Abstract Background. The incidence of cardiac implantable electronic device (CIED) implantation is currently growing. Patients who develop a moderate to severe CIED-induced tricuspid regurgitation (TR) are at higher risk of pulmonary hypertension, right heart failure (HR) and have higher mortality. Transthoracic echocardiography (TTE) is the most common method for TR grading, while transesophageal echocardiography (TOE) with three-dimensional (3D) imaging is nowadays gaining importance to reconstruct valve morphology and to determine the TR pathophysiology. Case Summary. We present the case of an 83-year-old man with multiple comorbidities, affected by non-ischemic dilated cardiomyopathy, for which a biventricular defibrillator (ICD-CRT) was implanted in 2007 in primary prevention. Over the years, the patient has been a CRT-responder, with partial recovery of the ejection fraction (40% in 2022 versus 25%). In 2018 he had an episode of acute pulmonary oedema and ventricular fibrillation with ICD intervention; during that hospitalization, the right ventricular catheter (EC) was replaced due to dysfunction. In 2022, the patient presented to our hospital for anasarca due to right HF. TTE and TOE showed new onset of right heart dilation and dysfunction with severe TR, which was predominantly caused from lead impingement of the septal tricuspid valve (TV) leaflet and later from secondary dilation of the TV annulus. The patient responded well to medical therapy and was discharged. Discussion. CIED-related TR is getting more relevant since its growing prevalence and its prognostic impact, even if little is known about why some patients develop moderate-to-severe CIED-related TR. Clinicians should be aware of this entity and follow the patients with TR over the time with periodic echocardiograms.
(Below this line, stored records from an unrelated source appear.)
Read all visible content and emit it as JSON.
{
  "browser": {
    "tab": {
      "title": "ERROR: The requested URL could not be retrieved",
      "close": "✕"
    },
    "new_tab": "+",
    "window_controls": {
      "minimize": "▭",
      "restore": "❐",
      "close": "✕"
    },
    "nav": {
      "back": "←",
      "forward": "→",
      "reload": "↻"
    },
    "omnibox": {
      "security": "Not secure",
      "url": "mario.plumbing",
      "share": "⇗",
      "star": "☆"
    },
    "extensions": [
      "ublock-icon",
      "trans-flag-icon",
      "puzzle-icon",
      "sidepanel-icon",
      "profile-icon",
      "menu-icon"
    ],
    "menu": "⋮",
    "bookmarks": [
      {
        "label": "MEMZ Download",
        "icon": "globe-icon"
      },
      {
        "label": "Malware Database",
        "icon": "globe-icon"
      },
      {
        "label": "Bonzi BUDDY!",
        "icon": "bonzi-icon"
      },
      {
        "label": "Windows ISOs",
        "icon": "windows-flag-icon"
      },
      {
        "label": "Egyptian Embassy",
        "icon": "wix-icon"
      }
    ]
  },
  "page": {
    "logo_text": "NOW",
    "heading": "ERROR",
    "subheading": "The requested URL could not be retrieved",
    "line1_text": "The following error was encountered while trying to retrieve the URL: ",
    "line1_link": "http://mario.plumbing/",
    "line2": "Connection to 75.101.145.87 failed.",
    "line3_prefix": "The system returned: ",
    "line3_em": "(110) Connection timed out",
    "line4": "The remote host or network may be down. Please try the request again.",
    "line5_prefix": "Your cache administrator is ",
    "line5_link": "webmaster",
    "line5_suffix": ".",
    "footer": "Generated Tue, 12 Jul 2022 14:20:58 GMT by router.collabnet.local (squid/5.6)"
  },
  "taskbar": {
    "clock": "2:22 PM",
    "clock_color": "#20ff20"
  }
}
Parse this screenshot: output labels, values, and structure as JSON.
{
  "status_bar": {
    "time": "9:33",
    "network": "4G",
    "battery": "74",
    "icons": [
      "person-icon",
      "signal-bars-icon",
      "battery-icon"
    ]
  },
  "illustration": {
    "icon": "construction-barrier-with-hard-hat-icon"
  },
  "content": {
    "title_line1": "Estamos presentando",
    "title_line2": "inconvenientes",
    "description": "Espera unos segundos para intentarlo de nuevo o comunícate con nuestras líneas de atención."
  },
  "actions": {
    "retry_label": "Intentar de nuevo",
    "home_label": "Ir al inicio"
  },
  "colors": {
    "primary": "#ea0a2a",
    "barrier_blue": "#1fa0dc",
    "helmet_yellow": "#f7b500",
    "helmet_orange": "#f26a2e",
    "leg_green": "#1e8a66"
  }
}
TOE and 3D imaging should always be performed to understand the mechanism of the TR and to select the optimal treatment. Currently, no guidelines nor randomized data are available in order to guide treatment in these patients. Figure 1:4-chamber views with and without color Doppler showing the ventricular EC passing the TV through with the presence of peri-catheter TR.Figure 2:trans-gastric TOE xPlane views showing how the ventricular EC determines a restrictive movement of the septal TV leaflet, causing the severe TR to form.